Hayır, bu gençliği yat yat uyu, ali ata bak, halk tabiriyle tabiri caizse dangır dungur ve hepsinden önemlisi Darwin’in Evrim teorisiyle, yok taş devriydi yok yontmaydı diye evirildi çevrildi diye eğitirsen onun bir kere öz güvenini iki adımda düşecek şekilde eğitiyorsun.  Herkes inandığını yaşamalı ve inandığı değerleri önce bir bilmeli. 

Orta Asya’dan Anadolu’ya geçişimiz ve bugün bu topraklarda oluşumuzun en büyük gerekçesi ki diğerleri teferruat, bir kere inançla mücadele vermektir. Bizim milletimizin inancı ve itikadı bizim bu topraklarda kalmamızı sağlamış. Teferruat Türk milleti güzel bir millet. Allah bizi özel yaratmış. Ama bu fiziki güç ruhi dengelerle ve inançla dengelenmediği zaman bir anlam ifade etmiyor.  102 yıl sonra biz bugün bunları konuşuyoruz. O günkü Gazi Mustafa Kemal ve silah arkadaşları öyle bir mücadelenin içine girmişler ki Gazi cumhuriyet kurulduktan sonra Balıkesir’de Ulu Cami’de hutbeye çıkıyor. Hutbeye kim çıkar? Hutbeye o günkü halife veya devletin dini lideri çıkar. Ama Balıkesir’den İzmir İktisat Kongresi’ne gittikten sonra her şey değişiyor.

Bu memlekette en büyük ihanet, bu memleketi ve milleti çok sevmektir. Çünkü içimize öyle insanlar ve yapılar konulmuş ki… İngiliz’in İstanbul’dan giderken bir tane mermi atmamasının bir sebebi, var. 1923’te devleti kurmuşuz. İngiliz işgali 1938’te bitmiş. Hemen gitmemişler.

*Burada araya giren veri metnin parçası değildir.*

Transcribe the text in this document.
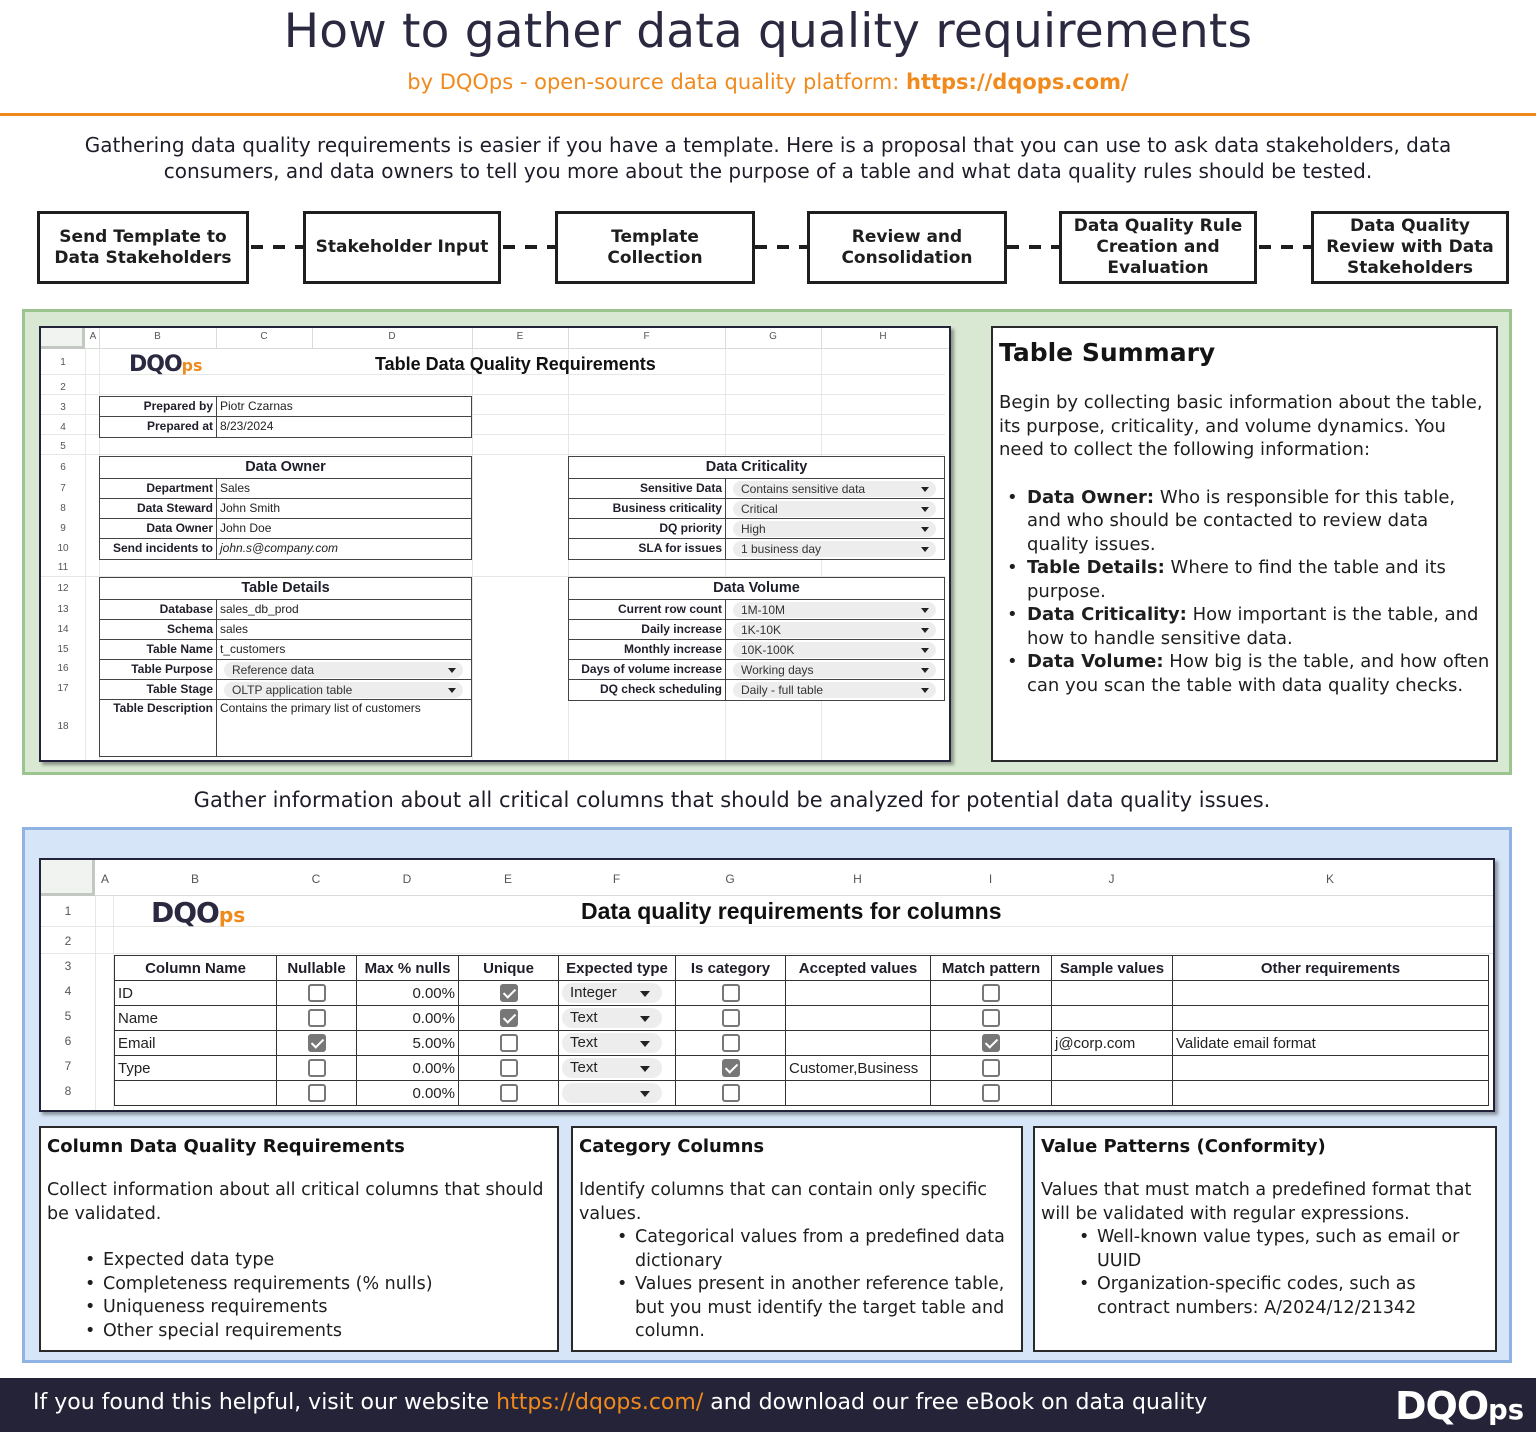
How to gather data quality requirements
by DQOps - open-source data quality platform: https://dqops.com/

Gathering data quality requirements is easier if you have a template. Here is a proposal that you can use to ask data stakeholders, data consumers, and data owners to tell you more about the purpose of a table and what data quality rules should be tested.

Send Template to Data Stakeholders
Stakeholder Input
Template Collection
Review and Consolidation
Data Quality Rule Creation and Evaluation
Data Quality Review with Data Stakeholders
A	B	C	D	E	F	G	H
1
2
3
4
5
6
7
8
9
10
11
12
13
14
15
16
17
18
DQOps	Table Data Quality Requirements
Prepared by Piotr Czarnas
Prepared at 8/23/2024
Data Owner
Department Sales
Data Steward John Smith
Data Owner John Doe
Send incidents to john.s@company.com
Table Details
Database sales_db_prod
Schema sales
Table Name t_customers
Table Purpose	Reference data
Table Stage	OLTP application table
Table Description Contains the primary list of customers
Data Criticality
Sensitive Data	Contains sensitive data
Business criticality	Critical
DQ priority	High
SLA for issues	1 business day
Data Volume
Current row count	1M-10M
Daily increase	1K-10K
Monthly increase	10K-100K
Days of volume increase	Working days
DQ check scheduling	Daily - full table
Table Summary

Begin by collecting basic information about the table, its purpose, criticality, and volume dynamics. You need to collect the following information:

• Data Owner: Who is responsible for this table, and who should be contacted to review data quality issues.
• Table Details: Where to find the table and its purpose.
• Data Criticality: How important is the table, and how to handle sensitive data.
• Data Volume: How big is the table, and how often can you scan the table with data quality checks.
Gather information about all critical columns that should be analyzed for potential data quality issues.
A	B	C	D	E	F	G	H	I	J	K
1
2
3
4
5
6
7
8
DQOps	Data quality requirements for columns
Column Name	Nullable	Max % nulls	Unique	Expected type	Is category	Accepted values	Match pattern	Sample values	Other requirements
ID		0.00%		Integer

Name		0.00%		Text

Email		5.00%		Text				j@corp.com	Validate email format
Type		0.00%		Text		Customer,Business			
		0.00%		

Column Data Quality Requirements

Collect information about all critical columns that should be validated.

• Expected data type
• Completeness requirements (% nulls)
• Uniqueness requirements
• Other special requirements
Category Columns

Identify columns that can contain only specific values.

• Categorical values from a predefined data dictionary
• Values present in another reference table, but you must identify the target table and column.
Value Patterns (Conformity)

Values that must match a predefined format that will be validated with regular expressions.

• Well-known value types, such as email or UUID
• Organization-specific codes, such as contract numbers: A/2024/12/21342
If you found this helpful, visit our website https://dqops.com/ and download our free eBook on data quality	DQOps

Düzenini müstemleke gibi, sömürü gibi kurmuş ve gitmiş. O düzeni düzeltmeye çalışanlar ya ölmüşler, ya zehirlenmişler veya başka sebeplerle iktidardan el çektirilmişler. Devletin, milletin, asaletin, Oğuz Kağan’dan gelen o ruhun o günkü devamı olan Türkiye Cumhuriyeti’nde Gazi Mustafa Kemal de aynı manevrayı yapınca birilerine göre o aykırı dünyaya göre hareket ettiği için dünyadan biraz daha erken ayrıldı. Allah bu devlet, millete hizmet eden canını vereni, mücadele eden tüm devlet büyüklerimizi rahmetiyle, merhametiyle muamele eylesin.

Burada memleketin istikbali için, Türk gençliğine de örnek olacak bir yapıyla beraber bu memleketin kuruluşunda hizmet eden tüm devlet büyüklerimize Allah rahmet eylesin. Büyükler, ölüler çiçek istemez. Ölüler müzik istemez. Ölüler bizden dangır dungur duruşlar istemez. Onlar dua ister. Onlar Fatiha ister. Onlar rahmetle anılmayı bekler. Allah’ın dinine, devletimize ve milletimize hizmet eden tüm devlet adamlarımızı rahmetle anıyoruz. Önümüzdeki yıllarda dünyayla rekabet eden, kurulan oyunlara figüran değil senarist olan gençlerle birlikte bu medeniyet hareketine hizmet eden bir gençlik olmasını hep birlikte inşallah görürüz.

Sevgili gençler, şu çok önemli. Tarihine, ecdadına küfrederek, hakir görerek, aşağılayarak bir mesafe kat etmiş hiçbir devlet ve millet yok. Biz de yapmayalım. Bütün devlet büyüklerimizi doğrusu ve yanlışıyla muhabbetle kucaklayalım. Saygı ile analım. Çünkü ecdada ve geçmişe hakaret etmekle, hafife almakla yapacağımız eylemler bize hiçbir şey katmaz. Sadece bu coğrafyadan biz çıkarmak isteyenlerin değirmenine su taşırız.